Folha de S. Paulo


Do comercial ao 'cabeça', editoras do país exploram livros feministas

Divulgação/Baljit Singh
A poeta Rupi Kaur Credito Divulgacao Baljit Singh
A poeta canadense de origem indiana Rupi Kaur

O livro de 208 páginas começou um caminho lento há um mês e agora chega às cabeças. Depois de vender quase 1 milhão de exemplares no exterior —algo raro para um livro de poesia —, "Outros Jeitos de Usar a Boca" (Planeta), da canadense Rupi Kaur, quer repetir o fenômeno no Brasil.

A obra figura, neste sábado (8), no oitavo lugar da lista de mais vendidos de ficção publicada pela Folha. E é mais uma de um filão em que as editoras agora apostam.

Com a mais recente ascensão do feminismo, livros sobre o tema ou que abordam questões do gênero de modo lateral ganham espaço nas prateleiras. É um fenômeno de novos nomes, caso de Chimamanda Ngozi Adichie, e antigos –a obra de Simone de Beauvoir renasceu no Brasil.

Rupi é um exemplo de que algo mudou. "Não havia mercado para poesia sobre trauma, abuso, perda", disse a autora de origem indiana ao jornal britânico "The Guardian".

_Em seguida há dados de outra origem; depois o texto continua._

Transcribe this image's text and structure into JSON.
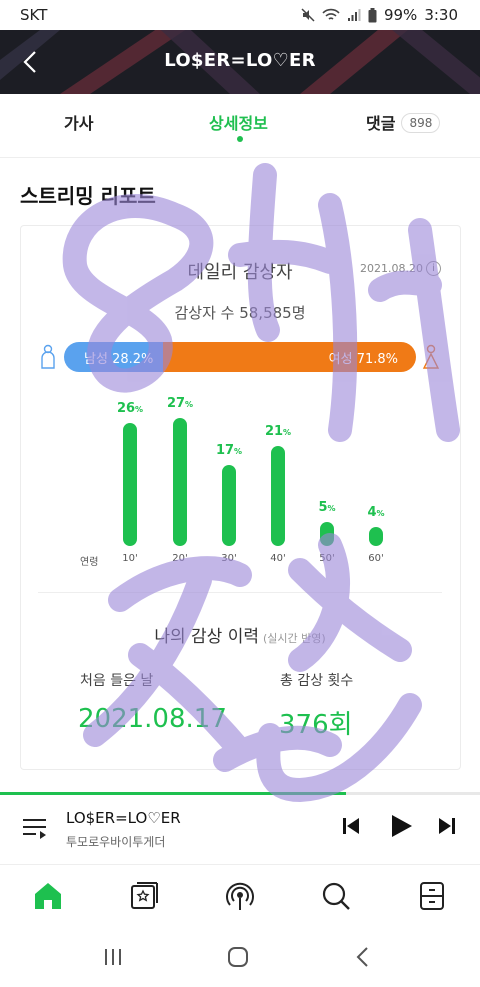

Após ser rejeitada por editoras, resolveu lançar sua obra via autopublicação. Só um ano depois chegou a uma grande casa e virou fenômeno.

Seus poemas falam de relacionamentos abusivos, a relação com o pai, o empoderamento –termo em voga–, com um pé na autoajuda.

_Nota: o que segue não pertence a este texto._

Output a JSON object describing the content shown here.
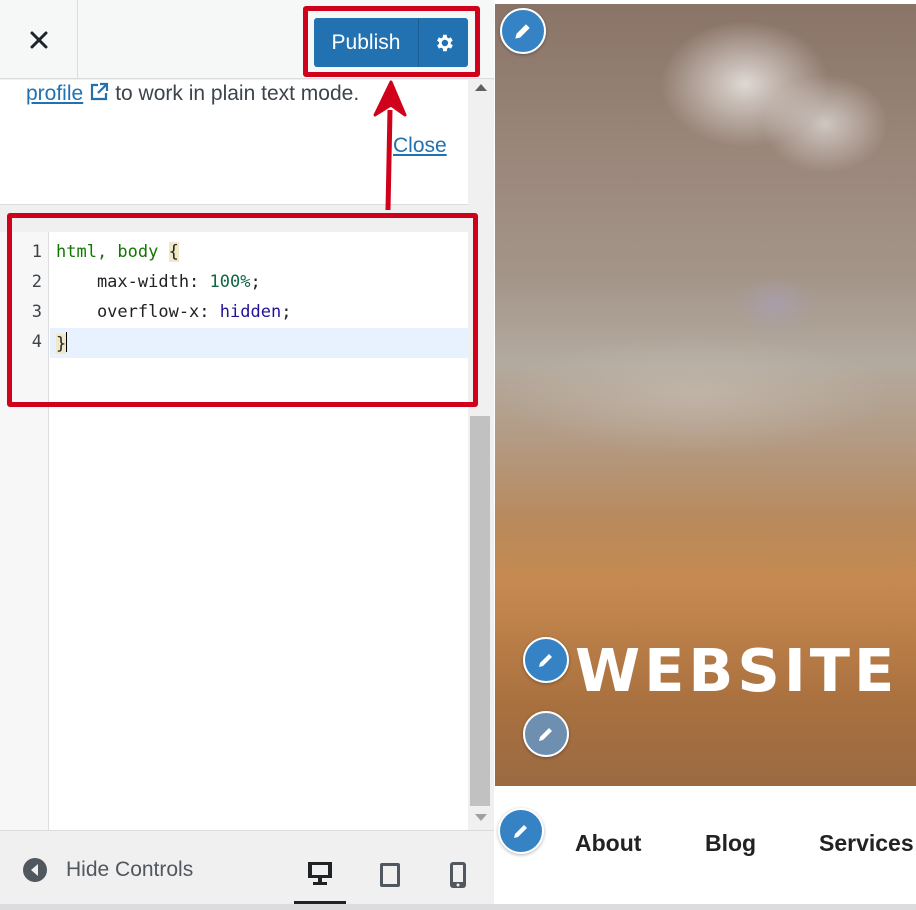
{
  "header": {
    "publish_label": "Publish"
  },
  "notice": {
    "link_text": "profile",
    "text_after": "to work in plain text mode.",
    "close_link": "Close"
  },
  "editor": {
    "line_numbers": [
      "1",
      "2",
      "3",
      "4"
    ],
    "line1": {
      "selector": "html, body",
      "brace": "{"
    },
    "line2": {
      "property": "    max-width: ",
      "value": "100%",
      "end": ";"
    },
    "line3": {
      "property": "    overflow-x: ",
      "value": "hidden",
      "end": ";"
    },
    "line4": {
      "brace": "}"
    }
  },
  "footer": {
    "hide_controls_label": "Hide Controls"
  },
  "preview": {
    "hero_title": "WEBSITE",
    "nav": [
      "About",
      "Blog",
      "Services"
    ]
  },
  "colors": {
    "accent": "#2271b1",
    "annotation": "#d0021b",
    "pencil": "#3582c4"
  }
}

Ficou famosa, em 2015, depois que o Instagram apagou uma de suas fotos. Kaur aparecia de costas, com as calças sujas de sangue menstrual.

A Planeta, sua editora, não divulga a tiragem –mas o mercado estima que passe dos 10 mil exemplares. Para se ter uma ideia, um lançamento grande de um livro de poesia costuma ter mil exemplares.

"O feminismo já é percebido como um 'produto' poderoso pelo mercado. Não só porque as empresas descobriram as mulheres como público mas também porque elas produzem cada vez mais conteúdo com foco no empoderamento", afirmou Raquel Cozer, editora da Planeta.

CIFRAS

Basta ver a obra de Beauvoir, publicada pela Nova Fronteira desde os anos 1980. Até recentemente, saía em tiragens de até 2.000 exemplares, que se esgotavam e ficavam anos fora do mercado.

Agora, não mais. Nos últimos três anos, a obra dela vendeu 40 mil exemplares, 35% a mais do que na década anterior inteira. "O Segundo Sexo", seu livro mais famoso, representa metade disso. Em 2015, a visibilidade da autora foi ampliada a partir da polêmica em torno de uma citação sua na prova do Enem.

Reprodução
A escritora francesa Simone de Beauvoir em foto para a revista
A pensadora francesa Simone de Beauvoir

Não é só no Brasil. A americana Feminist Press, uma das casas feministas remanescentes dos anos 1970, diz ter crescido 25% em 2016.

"Nossos livros estão vendendo melhor do que nunca. E há o interesse no exterior. Na Feira do Livro de Frankfurt, há uma mudança clara. Antes, eu enfrentava o ceticismo dos grandes editores para convencê-los que publicar mulheres era importante", diz a editora Lauren Hook.

Uma das precursoras do fenômeno, Chimamanda Ngozi Adichie, publicada pela Companhia das Letras, vendeu mais de 100 mil exemplares de todos os seus livros. O último,"Para Educar Crianças Feministas", é o quarto no ranking de não ficção no país.

"A apropriação do feminismo pela lógica comercial é inevitável, mas em certos casos opera contra a luta por emancipação. Em outros, é positivo por permitir que o feminismo atinja um público que antes o ignorava", diz Laura Erber, escritora e professora do departamento de teatro da Unirio.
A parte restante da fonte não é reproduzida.